Я не могла притворяться, что не понимаю, о чем она. Гетти плакала, когда потеряла глаз; пару раз я замечала даже, как Риз смотрит на свою чешуйчатую руку — так, словно предпочла бы ее отрезать. А я — я никогда не возражала. Истекала кровью и кричала, но такова плата за крепкий сон.
— Нет, — солгала я. — А ты?
Она выглядела такой усталой. Мне почти было ее жаль.
— Иди спать, Байетт.
Но я не могла найти в себе силы вернуться в комнату и поэтому спустилась в вестибюль и долго гуляла по щелям между половицами. Я думала о Моне, думала о себе. Конечно, я бы это оставила.
Потому что мне кажется, что я искала его всю жизнь — безумие в теле, которое уравновесило бы безумие в голове.

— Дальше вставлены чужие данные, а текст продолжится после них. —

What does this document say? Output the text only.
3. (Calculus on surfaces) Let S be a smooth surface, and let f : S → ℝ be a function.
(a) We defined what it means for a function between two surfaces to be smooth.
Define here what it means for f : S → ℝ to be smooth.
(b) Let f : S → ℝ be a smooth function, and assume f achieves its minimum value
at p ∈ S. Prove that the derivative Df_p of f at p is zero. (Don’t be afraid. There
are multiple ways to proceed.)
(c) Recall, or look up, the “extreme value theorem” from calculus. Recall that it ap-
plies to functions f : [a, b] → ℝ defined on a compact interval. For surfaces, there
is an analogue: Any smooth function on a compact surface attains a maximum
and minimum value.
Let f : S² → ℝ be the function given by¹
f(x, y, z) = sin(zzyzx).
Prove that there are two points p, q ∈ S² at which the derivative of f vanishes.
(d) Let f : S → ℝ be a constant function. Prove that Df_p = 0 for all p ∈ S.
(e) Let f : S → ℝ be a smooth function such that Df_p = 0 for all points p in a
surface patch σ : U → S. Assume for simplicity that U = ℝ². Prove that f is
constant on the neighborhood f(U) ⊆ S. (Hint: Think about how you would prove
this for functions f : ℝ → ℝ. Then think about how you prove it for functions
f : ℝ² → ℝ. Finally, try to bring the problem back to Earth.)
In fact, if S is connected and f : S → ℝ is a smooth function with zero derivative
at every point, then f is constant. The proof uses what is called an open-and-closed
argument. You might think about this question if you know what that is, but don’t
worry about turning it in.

Там меня и нашла Уэлч. Я сказала ей, что у меня болит голова, и она пощупала мне лоб, отвела в лазарет, взяла образец крови — для верности, сказала она, на всякий случай, — и отправила назад в спальню. А когда я вернулась, я залезла наверх к Риз, которой мне не пришлось бы лгать.
Если бы я не говорила с Моной. Если бы не вышла в ту ночь из комнаты. У меня был миллион вероятностей
ГЛАВА 12
— И как ты себя чувствовала?
Я пожимаю плечами.
— Может быть, ты испытывала какой-то стресс? Что-то, на что отреагировала особенно остро? Ты ведь через многое прошла.
Эту женщину я раньше не видела. Она вошла после Паретты. Не представилась, просто подкатила к моей кровати инвалидное кресло и уселась так, словно эта комната принадлежит ей.
— Тебя что-то тревожит? — спрашивает она.
Она одета так, как обычно одевается Паретта, в тот же защитный костюм и хирургическую маску. Только ее маска сделана из прозрачного пластика. Видимо, для того чтобы мне проще было ей довериться, но маска только искажает нижнюю половину ее лица.
— Байетт? — Она подается вперед.
Я отворачиваюсь и нависаю над своей доской.
Но ограничиваюсь простым
— Нет?
Она кивает и выпрямляется. Я не поднимаю глаз от натянутого на ноги одеяла.
— Ты знаешь, как меня зовут? — спрашивает она.
— А хотела бы узнать?
Я киваю на доску.
— Почему?
Я продолжаю молча смотреть на нее, и она кивает, словно это что-то значит.